I’ve been oscillating between depression and optimism for the last few months, to the point where the cycle is regular enough to become predictable and annoying.
The Plan Going Forward
25 years ago, my father-in-law developed high blood pressure. Rather than accept his fate and choke down all those pills and accept their constant side-effects, he joined a gym and began playing racquetball. Two and a half decades later, he’s still healthy, active, and medication-free.
It’s not quite that simple for me. I have some pain and sleep issues preventing me from getting proper exercise. I’m actually due to see a surgeon about that later this week. So far the expectation is that this surgery should be very simple, and it has a very good chance at getting me back on my feet. Once that happens, I can get my ass on a treadmill and I’ll find out how much quality of life I can claw back.
Right now I’m on so many pills that I could almost dump them in a bowl and eat them with a spoon. They’re unpleasant and the cumulative side-effects are horrendous. I have problems digesting corn, and TONS of pills are held together by corn starch.Apparently pills don’t need to list their ingredients the way food products do? This has led to some very unpleasant trial-and-error searches for a stable medication regimen. So I’ve been trying lots of different things, getting sick, and trying new stuff. It hasn’t been a lot of fun.

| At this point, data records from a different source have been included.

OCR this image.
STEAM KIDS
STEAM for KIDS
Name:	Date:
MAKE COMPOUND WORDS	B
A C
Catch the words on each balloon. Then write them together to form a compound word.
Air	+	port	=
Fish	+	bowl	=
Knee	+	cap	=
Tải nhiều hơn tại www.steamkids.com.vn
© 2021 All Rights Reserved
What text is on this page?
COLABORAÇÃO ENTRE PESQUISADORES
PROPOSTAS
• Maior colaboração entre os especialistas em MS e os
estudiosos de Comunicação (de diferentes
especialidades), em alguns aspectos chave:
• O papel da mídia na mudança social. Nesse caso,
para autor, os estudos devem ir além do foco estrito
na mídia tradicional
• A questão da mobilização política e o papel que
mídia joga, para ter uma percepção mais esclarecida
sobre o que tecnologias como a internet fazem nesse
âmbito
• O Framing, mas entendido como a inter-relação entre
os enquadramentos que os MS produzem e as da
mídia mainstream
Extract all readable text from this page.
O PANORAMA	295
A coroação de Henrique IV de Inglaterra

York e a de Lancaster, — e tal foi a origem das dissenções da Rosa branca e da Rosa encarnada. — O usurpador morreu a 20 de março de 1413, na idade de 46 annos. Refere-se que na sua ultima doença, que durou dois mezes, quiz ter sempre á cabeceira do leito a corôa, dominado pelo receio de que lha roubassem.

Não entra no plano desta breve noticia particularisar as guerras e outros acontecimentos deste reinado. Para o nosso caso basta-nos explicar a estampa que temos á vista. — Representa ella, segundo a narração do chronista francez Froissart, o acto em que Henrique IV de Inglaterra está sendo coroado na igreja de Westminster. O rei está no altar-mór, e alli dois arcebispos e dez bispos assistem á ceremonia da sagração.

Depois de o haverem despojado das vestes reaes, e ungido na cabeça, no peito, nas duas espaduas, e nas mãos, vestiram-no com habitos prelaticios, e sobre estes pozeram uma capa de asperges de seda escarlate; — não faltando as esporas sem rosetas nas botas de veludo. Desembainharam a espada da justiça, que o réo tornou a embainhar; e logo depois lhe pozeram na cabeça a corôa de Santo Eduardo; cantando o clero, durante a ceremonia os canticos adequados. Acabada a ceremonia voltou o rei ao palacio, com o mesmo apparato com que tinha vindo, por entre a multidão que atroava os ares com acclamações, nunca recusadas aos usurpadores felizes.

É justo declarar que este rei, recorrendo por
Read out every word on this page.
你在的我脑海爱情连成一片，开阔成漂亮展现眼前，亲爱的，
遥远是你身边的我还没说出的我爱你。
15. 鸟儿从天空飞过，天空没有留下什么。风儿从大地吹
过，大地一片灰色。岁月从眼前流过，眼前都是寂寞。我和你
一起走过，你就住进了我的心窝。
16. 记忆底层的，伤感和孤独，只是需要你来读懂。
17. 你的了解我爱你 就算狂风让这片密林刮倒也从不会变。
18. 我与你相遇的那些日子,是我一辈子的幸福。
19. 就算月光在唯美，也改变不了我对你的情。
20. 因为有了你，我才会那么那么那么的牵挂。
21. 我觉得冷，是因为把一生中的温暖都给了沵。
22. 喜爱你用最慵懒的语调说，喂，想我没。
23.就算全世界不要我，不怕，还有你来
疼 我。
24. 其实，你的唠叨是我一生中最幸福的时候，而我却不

The good news is that a lot of these pills are only there to deal with the side-effects of the others. If I can get rid of a couple of them, then I can get rid of most of them.
I actually have multiple appointments with different doctors this week, working on different problems. We have health insurance now. It won’t retroactively pay for the hospital stay, but I’m covered for all this new work I’m having done.
Most fans – wanting to be helpful – try to encourage me to relax. “Hey Shamus. Don’t worry about the blog thing. Just take care of your health. We’ll still be here when you come back.”
I appreciate the concern, but I don’t really need “time off” in the form of a hiatus. Running this site and producing content is actually an important part of my mental health. This isn’t a typical desk job with gossip and office politics. This is a creative outlet and I use it to give my life purpose and structure. Sure, the site is kinda frivolous in nature. When I wrote that 2,000 word essay on why space alien cognition makes me think about the problem of dick pics, I didn’t imagine I was going to solve any real-world problems. But it was fun to write, people enjoyed reading it, and the resulting discussion was stimulating and educational for me. This entire process is actually pretty healthy, and I’d be worse off if I wasn’t doing it.
Running the site gives me a reason to get out of bed in the morning. It gives my day structure and it gives me a steady supply of healthy social interactions. Hanging out with Paul and talking about our shared hobbies keeps me from getting lost in my own little world. (I’m actually trying to branch out and collaborate more. We’ll see how it goes.)
So that’s how I’m doing. I’m fifty.
 Funny according to the standards set on this site, anyway. YMMV.
 Was actually. I’ll come back to this.
 Potatoes and bananas are a common source of this.
 The typical western diet is heavy in potassium and you usually consume much more than you need.
 Apparently pills don’t need to list their ingredients the way food products do?